One of the highlights on Sunday was the presentation by Zac and Dori Chelini. I don’t think there was a dry eye in the room. The strength and determination and never-give-up attitude that Zac has is a definite reflection of the amazing job Dori and her husband did as parents. Hearing about his trip to Zambia, his mother not wanting him to, the preparation, and the gray hair it may have induced. I can’t say I would/will react differently should TealKid decide to take on such an endeavor, but hearing about it at least gives me an idea that it CAN be done.
We ended with something that was difficult, heart-wrenching, empowering, and amazing.

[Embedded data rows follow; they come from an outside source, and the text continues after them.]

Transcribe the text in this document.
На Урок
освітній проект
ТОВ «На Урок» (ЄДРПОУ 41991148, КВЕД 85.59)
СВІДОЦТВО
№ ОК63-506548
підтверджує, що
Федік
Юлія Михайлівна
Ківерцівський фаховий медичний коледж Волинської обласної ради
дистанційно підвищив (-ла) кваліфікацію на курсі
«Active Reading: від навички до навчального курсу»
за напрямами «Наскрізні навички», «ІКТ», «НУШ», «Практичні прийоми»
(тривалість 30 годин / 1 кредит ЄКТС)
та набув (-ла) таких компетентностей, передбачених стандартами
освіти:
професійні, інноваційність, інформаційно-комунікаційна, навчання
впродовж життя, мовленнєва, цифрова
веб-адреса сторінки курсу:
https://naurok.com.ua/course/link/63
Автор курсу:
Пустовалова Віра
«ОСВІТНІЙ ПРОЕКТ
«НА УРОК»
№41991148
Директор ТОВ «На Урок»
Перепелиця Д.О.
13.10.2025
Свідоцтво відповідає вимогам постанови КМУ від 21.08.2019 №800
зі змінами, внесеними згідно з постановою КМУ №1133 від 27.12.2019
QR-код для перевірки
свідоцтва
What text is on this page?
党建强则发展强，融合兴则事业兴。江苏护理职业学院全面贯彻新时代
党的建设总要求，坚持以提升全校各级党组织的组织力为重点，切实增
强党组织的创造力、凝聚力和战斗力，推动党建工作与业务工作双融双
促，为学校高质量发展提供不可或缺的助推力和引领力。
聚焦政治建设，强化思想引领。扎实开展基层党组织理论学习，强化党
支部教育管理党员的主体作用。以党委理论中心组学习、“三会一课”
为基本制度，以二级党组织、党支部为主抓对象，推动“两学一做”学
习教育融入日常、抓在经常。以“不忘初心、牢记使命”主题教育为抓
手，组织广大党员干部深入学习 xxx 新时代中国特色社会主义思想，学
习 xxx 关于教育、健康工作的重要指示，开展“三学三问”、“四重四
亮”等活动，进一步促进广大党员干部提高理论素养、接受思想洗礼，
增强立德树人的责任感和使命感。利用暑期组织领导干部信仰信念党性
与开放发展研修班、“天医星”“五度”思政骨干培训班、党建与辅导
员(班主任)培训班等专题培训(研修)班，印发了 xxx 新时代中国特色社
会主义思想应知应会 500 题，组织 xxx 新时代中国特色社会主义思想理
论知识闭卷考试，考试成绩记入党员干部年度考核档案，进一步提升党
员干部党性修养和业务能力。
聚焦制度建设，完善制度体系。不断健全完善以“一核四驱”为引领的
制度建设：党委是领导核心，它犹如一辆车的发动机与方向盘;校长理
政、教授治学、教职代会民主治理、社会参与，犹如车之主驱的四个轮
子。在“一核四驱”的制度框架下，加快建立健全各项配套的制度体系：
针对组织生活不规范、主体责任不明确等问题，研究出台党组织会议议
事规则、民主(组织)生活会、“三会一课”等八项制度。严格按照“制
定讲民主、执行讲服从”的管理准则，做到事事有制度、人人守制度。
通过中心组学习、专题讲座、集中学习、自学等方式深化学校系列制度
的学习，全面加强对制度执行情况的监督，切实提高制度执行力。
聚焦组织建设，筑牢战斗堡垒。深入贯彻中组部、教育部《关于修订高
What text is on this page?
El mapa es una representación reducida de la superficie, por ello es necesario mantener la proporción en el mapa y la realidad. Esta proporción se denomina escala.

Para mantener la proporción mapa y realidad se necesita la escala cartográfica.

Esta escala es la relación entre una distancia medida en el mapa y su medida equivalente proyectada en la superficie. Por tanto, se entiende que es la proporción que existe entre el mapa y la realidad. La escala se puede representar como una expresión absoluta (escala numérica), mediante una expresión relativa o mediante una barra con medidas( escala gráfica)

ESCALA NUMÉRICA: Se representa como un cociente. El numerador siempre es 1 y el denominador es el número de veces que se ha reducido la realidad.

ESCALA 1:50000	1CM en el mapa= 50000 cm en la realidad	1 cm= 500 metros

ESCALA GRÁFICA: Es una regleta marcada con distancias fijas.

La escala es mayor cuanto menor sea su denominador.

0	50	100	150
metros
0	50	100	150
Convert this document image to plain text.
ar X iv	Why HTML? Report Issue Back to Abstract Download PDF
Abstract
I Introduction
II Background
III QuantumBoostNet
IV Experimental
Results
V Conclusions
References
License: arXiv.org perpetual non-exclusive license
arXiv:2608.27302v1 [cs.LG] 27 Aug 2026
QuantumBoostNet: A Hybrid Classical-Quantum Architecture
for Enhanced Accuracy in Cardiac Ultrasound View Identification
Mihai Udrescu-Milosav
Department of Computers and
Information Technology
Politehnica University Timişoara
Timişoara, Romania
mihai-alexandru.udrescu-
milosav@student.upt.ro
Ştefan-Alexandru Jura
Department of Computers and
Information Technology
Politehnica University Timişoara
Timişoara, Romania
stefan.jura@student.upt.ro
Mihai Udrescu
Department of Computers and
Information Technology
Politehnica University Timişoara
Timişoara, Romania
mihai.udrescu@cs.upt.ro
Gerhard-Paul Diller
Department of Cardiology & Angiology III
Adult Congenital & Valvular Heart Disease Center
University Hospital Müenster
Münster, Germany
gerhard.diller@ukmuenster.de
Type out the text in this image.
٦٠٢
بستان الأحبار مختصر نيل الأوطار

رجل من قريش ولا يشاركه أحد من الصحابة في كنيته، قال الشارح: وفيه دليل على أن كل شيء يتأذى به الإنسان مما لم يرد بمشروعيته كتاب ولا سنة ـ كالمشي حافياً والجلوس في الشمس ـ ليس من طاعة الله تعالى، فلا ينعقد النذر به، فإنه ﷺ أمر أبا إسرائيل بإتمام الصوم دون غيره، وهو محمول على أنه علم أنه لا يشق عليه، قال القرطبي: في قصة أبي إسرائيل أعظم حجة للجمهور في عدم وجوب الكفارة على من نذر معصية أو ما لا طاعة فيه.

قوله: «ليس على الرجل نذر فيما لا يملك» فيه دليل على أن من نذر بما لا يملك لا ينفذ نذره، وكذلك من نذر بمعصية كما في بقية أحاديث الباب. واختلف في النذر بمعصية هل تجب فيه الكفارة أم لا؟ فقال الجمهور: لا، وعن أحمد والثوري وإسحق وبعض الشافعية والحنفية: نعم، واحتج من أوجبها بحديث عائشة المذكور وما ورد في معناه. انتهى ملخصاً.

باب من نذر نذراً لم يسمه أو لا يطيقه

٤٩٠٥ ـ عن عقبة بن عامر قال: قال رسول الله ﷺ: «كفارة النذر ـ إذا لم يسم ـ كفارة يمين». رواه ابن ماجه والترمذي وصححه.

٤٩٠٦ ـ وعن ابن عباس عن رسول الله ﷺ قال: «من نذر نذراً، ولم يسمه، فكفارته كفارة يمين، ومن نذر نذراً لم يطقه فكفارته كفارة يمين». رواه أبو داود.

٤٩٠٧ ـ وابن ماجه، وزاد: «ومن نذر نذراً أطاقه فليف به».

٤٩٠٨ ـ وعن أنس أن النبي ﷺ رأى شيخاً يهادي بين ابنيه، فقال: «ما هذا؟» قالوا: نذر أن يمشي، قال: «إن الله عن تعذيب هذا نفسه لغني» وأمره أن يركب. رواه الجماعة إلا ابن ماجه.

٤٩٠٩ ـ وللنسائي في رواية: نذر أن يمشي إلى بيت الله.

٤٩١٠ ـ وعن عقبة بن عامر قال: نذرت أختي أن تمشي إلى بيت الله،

Over the weekend the kids were asked to write down questions they had for the parents, and the parents were encouraged to do the same for the kids. Zac and Eleanor asked the groups the questions and the one that we collectively answered as a group was this: one of the kids asked if we parents ever regret having them. As a group, we all in unison answered NEVER. Not for one instant. They are the strongest, smartest, most amazing group of kids I have ever met. I wish there were more opportunities for these young people to connect and be with those who really get it. They are kind of the lost generation in the allergy world. So many outgrow their allergies before the tween/teen years, so I get that they aren’t as large in number, but they are the most in need of guidance in many ways—including dealing with allergies. Thank you to Eleanore and the entire team who made the event amazing.
Side note: for the kid who was unsure if he wanted to go at all, his favorite band was in Cincinnati (where the event took place) that weekend. I asked him if he wanted to leave the Saturday night party a little early to go to the concert, and he answered a resounding NO! When I asked TealKid when we got home if he wants to go back next year, he answered with a resounding “YES! Every year!” He learned so much from the teens who lead the discussions that he still is coming out with little gems here and there. The night we got back he started with “Mom, Miss Caroline’s daughter told me some really great tips. She said to do the suggesting on where to go with friends and to make sure it’s good for you! She said most times they are like “Yeah! That works!” Isn’t that awesome?” That apple didn’t fall far from the Grateful Foodie tree at all! Even tonight he was talking about some other info he learned. Curtis said this would happen, these ideas would develop over time as the soak in. They sure have and I am one happy Mom.